At Home Outside Evangelicalism

“Where do you go to church?” she asked.

I remember the chill of the water as I stood there, waist-deep in the pool while our kids splashed around us, wishing there was a way to not answer her question. To be fair, I had asked her the same one just a few moments before. I’m always tremendously interested in where people go to church (and almost everyone here in the Mid-South goes to church, I’ve found), what doctrines they subscribe to, and whether or not they love their church. If I’m being completely honest here, part of me is also always looking for the “right” church. My question is always meant to do two things: (1) help me assess where a person stands in relation to the church, and (2) potentially help me in my own church search.

I took a breath and answered her.

“We don’t really have a church,” I said. “We’re sort of visiting a church, but we’re not members anywhere.”

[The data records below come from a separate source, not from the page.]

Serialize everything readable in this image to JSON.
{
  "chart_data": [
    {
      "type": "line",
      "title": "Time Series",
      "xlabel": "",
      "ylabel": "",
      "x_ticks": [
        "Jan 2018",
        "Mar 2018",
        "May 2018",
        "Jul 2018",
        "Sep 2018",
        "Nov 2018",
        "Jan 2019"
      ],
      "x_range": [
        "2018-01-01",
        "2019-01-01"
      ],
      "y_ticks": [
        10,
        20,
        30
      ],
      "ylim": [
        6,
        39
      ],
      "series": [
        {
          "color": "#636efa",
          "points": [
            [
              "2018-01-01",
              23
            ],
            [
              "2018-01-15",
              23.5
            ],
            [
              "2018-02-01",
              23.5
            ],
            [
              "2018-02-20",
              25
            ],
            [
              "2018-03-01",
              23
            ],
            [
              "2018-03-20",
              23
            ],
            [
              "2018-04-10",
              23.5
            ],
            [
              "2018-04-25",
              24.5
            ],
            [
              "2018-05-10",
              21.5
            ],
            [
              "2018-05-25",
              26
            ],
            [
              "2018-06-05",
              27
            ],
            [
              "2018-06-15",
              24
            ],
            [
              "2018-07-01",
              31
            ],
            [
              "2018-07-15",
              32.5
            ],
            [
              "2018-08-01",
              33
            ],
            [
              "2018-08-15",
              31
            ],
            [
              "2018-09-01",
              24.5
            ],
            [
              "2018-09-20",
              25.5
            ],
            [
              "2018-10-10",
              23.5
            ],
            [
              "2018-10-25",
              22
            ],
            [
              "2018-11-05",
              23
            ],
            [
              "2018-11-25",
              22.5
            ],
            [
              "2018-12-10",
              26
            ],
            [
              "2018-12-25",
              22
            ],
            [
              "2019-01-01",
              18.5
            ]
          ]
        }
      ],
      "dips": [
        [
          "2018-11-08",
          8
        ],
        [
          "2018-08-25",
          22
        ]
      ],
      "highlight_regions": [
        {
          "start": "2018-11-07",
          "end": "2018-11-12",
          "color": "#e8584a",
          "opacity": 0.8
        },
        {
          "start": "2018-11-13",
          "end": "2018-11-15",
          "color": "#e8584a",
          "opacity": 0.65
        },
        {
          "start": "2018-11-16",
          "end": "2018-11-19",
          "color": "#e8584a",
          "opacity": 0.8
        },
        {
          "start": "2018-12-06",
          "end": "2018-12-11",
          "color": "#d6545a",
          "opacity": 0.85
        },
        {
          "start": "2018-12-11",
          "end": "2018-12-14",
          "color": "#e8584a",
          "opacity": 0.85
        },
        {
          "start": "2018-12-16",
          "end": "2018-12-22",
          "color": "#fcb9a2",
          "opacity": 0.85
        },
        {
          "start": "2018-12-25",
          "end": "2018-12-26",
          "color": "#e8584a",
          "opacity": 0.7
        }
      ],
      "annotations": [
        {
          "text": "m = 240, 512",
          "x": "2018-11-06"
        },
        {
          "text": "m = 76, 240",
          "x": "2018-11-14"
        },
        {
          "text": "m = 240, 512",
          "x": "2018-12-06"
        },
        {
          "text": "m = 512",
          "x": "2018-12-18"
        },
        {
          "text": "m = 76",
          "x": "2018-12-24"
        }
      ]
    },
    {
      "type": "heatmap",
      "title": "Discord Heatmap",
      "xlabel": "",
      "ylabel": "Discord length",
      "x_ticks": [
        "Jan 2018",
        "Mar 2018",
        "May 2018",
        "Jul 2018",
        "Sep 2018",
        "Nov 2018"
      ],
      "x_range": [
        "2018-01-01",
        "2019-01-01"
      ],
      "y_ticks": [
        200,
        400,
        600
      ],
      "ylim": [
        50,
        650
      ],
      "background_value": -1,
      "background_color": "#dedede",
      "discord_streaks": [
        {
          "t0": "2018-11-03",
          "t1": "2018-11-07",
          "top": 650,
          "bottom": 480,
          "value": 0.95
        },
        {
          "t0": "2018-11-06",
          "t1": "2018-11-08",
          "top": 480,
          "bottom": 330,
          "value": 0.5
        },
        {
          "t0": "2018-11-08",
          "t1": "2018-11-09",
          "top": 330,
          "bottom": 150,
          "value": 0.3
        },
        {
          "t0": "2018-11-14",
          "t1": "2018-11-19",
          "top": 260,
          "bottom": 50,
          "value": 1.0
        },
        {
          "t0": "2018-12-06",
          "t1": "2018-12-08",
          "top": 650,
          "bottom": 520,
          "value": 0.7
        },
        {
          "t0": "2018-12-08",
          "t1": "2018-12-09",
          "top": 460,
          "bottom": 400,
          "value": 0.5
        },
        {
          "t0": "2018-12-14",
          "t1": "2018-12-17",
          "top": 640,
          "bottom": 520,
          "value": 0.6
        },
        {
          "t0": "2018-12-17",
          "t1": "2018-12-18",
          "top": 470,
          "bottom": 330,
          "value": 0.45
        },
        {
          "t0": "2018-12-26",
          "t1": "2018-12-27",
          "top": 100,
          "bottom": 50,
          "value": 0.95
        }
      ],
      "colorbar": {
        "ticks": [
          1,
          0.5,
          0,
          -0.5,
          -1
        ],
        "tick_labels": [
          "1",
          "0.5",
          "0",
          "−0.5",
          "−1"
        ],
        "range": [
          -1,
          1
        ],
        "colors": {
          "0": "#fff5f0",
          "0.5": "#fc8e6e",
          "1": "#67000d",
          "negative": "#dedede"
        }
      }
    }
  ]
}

I saw her eyes widen, her mouth form a round shape that expressed surprise. Lest she feel pressured to come up with some kind of “appropriate” response, I launched into my usual “My family is very interdenominational and my husband was an MK, so we just haven’t found a church that’s a good fit for us” speech. As if that explains why I’m not at home in any church building these days.

I used to think I was an evangelical, and maybe I actually was. Or maybe I simply didn’t yet understand enough about church history and politics, about misogyny and complementarianism. Maybe I was young and naive. Maybe I hadn’t been hurt by the church yet. Maybe I still thought of the church as an extension of Jesus, the way Acts 2 describes it.

If you go by the foundational definition, “of, relating to, or being in agreement with the Christian gospel especially as it is presented in the four Gospels,” then sure, of course, definitely I’m an evangelical. But so are my Catholic friends. It’s the other definitions that make me cringe. The “Protestant,” definition. The “of, adhering to, or marked by fundamentalism” definition.

The interdenominational aspect of my faith formation is a factor, that’s true. I was baptized in the Lutheran church at age seven. I spent my high school years in a Church of Christ (where I ignored all the stuff that made no sense to my teen mind, like the ban on instruments during worship and dancing anywhere). I discovered nondenominational evangelicalism with its rock band-style worship and casual atmosphere in my mid-twenties. I’ve spent many a Sunday in the Methodist church of my paternal grandparents and the Presbyterian church of my maternal ones. I’ve been to my share of Catholic masses.

Now, the closest I feel to being at home in a church-ish place is in the chapel at St. Columba, an Episcopal retreat center near my home, where I worship with a group of ladies from a variety of churches, mostly Episcopal but also Methodist, Catholic, and Presbyterian. Often, the services are from the Book of Common Prayer, and the words we speak together, in unison, bring me a deep and unexplainable comfort. As time passes, I am drawn more and more to liturgical practices, and away from the evangelicalism that is mostly devoid of them.